Dysregulation of glucose-6-phosphate dehydrogenase in head and neck squamous cell carcinoma: Pathways, mutations, and therapeutic opportunities

Abstract

Objective

Glucose-6-phosphate dehydrogenase (G6PD) deficiency, the most common human enzyme defect, confers malaria resistance and is linked to reduced cancer risk. Its upregulation in malignancies suggests a critical role in tumour progression. This study examines G6PD in head and neck squamous cell carcinoma (HNSCC), focusing on its expression, genetic alterations, interactions, and therapeutic potential.

Materials and methods

Bioinformatics tools, including UALCAN, Human Protein Atlas, GEPIA2, cBioPortal, muTarget, GeneMANIA, Cancer Hallmarks, and GSCA, were used to analyse expression, survival, genomic alterations, protein interactions, pathway enrichment, and drug sensitivity.

Results

G6PD is significantly upregulated in HNSCC, correlating with poor overall and disease-free survival.
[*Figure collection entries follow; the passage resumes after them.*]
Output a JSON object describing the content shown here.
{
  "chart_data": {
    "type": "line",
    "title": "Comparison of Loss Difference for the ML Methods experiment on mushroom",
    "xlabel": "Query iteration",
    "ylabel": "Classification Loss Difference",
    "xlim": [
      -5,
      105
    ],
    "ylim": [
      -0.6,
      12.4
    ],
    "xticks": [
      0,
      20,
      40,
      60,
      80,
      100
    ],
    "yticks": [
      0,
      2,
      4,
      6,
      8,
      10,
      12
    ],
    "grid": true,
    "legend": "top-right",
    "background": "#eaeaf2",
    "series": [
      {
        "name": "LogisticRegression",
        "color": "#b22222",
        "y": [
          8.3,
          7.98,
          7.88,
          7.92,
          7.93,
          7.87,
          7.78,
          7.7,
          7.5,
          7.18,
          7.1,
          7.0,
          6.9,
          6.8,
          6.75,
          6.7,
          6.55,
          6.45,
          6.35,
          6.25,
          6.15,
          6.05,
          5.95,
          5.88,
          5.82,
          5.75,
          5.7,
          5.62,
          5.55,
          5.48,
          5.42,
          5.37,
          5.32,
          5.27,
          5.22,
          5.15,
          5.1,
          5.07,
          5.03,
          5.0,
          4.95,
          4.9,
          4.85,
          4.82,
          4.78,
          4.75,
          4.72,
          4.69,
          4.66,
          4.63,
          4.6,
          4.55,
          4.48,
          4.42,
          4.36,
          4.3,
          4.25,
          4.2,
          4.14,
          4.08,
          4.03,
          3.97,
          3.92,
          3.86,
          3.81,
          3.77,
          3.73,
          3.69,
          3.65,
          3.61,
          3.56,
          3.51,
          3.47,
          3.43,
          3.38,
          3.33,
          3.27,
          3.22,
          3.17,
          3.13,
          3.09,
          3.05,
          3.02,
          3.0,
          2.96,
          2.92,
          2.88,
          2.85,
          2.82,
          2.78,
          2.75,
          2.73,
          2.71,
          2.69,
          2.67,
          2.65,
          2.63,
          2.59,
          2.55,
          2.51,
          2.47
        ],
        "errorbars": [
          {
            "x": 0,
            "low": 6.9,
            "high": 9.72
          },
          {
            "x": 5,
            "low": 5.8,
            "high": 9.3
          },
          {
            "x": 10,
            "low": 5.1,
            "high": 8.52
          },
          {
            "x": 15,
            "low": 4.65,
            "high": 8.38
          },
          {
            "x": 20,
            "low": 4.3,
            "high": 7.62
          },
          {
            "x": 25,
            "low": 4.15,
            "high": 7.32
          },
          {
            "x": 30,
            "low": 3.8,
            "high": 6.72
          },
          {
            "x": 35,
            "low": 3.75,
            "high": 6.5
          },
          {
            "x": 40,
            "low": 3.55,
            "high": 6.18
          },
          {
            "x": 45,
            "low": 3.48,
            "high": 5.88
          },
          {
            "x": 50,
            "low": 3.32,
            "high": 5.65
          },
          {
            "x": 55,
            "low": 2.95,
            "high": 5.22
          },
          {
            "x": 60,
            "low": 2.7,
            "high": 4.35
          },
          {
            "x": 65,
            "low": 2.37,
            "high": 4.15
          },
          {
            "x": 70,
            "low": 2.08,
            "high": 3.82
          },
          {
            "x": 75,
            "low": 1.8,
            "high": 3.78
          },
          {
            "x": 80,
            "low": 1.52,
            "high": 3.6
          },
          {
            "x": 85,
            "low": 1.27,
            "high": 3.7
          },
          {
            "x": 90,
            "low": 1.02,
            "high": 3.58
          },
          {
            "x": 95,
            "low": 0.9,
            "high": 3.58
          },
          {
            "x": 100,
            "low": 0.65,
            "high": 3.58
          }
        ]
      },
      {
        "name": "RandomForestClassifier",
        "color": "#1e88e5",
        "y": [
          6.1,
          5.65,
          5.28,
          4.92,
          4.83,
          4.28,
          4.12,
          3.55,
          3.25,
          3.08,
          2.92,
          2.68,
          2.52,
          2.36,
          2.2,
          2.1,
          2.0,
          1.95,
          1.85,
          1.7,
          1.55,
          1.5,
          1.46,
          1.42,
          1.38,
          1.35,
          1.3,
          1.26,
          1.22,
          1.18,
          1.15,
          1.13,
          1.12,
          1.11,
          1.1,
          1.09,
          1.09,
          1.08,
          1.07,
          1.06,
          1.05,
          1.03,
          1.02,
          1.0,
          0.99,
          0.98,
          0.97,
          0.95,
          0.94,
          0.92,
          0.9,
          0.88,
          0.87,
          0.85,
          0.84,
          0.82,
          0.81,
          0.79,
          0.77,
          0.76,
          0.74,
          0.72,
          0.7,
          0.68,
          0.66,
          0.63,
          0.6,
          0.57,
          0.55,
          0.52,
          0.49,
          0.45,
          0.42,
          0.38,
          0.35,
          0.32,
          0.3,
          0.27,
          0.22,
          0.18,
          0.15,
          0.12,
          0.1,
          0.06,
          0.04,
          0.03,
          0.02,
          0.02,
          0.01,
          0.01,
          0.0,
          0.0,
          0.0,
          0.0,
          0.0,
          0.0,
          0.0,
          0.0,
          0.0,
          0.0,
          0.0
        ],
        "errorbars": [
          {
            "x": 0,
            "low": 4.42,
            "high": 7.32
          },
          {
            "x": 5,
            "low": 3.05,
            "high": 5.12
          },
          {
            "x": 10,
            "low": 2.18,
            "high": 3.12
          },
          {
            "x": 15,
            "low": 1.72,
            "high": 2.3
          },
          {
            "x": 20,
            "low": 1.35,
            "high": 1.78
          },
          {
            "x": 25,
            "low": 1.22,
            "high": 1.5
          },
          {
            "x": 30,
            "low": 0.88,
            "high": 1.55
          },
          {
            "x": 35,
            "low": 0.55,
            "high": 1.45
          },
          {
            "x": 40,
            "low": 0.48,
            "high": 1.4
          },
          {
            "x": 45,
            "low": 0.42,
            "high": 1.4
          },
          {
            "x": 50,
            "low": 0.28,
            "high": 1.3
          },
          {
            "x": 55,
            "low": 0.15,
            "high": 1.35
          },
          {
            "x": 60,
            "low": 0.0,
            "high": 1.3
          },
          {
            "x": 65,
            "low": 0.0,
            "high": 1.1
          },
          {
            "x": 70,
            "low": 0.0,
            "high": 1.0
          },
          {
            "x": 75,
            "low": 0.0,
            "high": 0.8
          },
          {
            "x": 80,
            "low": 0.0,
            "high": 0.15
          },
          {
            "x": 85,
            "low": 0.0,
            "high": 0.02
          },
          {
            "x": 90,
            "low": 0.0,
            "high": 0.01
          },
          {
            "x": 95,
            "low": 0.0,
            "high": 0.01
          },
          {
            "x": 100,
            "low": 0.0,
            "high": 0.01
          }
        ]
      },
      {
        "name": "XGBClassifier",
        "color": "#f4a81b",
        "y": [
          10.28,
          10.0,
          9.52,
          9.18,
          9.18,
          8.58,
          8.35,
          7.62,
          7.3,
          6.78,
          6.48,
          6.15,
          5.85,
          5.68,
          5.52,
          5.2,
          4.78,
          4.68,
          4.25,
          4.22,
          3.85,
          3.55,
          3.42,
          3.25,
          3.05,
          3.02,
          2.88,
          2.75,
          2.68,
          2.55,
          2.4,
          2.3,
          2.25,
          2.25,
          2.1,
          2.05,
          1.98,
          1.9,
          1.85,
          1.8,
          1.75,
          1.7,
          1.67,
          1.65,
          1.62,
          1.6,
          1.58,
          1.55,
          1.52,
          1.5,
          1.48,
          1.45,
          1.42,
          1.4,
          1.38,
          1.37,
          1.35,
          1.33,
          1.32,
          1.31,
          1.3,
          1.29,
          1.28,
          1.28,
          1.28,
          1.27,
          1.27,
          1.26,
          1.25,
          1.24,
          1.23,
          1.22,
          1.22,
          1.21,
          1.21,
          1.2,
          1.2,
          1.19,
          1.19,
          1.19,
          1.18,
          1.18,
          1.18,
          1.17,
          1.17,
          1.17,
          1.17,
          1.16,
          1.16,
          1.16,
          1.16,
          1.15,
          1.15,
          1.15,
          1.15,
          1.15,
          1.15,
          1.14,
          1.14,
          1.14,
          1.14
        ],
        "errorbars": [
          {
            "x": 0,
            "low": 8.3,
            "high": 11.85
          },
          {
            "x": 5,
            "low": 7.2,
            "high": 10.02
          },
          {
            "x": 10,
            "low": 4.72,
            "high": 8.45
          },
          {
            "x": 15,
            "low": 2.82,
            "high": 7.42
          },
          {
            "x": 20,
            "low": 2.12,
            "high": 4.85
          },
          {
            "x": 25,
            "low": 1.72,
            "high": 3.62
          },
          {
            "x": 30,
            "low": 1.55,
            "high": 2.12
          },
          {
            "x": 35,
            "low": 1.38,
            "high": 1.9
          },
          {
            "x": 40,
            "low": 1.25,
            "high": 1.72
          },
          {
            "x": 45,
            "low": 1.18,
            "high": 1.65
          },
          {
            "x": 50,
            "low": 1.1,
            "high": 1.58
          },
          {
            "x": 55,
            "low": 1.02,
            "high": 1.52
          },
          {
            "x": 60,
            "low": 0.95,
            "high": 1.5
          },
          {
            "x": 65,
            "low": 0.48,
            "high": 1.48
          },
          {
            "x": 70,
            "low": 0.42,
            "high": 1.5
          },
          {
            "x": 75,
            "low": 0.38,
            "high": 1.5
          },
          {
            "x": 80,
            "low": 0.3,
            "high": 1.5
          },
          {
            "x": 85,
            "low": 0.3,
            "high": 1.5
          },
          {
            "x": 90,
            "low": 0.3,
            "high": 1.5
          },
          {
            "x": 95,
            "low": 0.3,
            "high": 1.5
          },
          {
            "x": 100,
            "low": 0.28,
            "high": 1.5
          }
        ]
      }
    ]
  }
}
Genomic alterations predominantly involve amplification, while regulatory mutations in NFE2L2 and KEAP1 increase expression, and mutations in HRAS and TACC2 reduce it. Protein interaction analysis links G6PD to oxidative stress, tumour metabolism, and cell migration, with key interactions involving NFE2L2 and HRAS. Enrichment analysis associates G6PD with metastasis, immune evasion, and metabolic reprogramming. Drug sensitivity analysis reveals a complex relationship between G6PD expression and therapeutic response.

Conclusion

G6PD is critical in HNSCC progression and may serve as a prognostic biomarker and therapeutic target. Further experimental validation is required to explore G6PD inhibition as a treatment strategy, highlighting the importance of metabolic reprogramming in cancer therapy.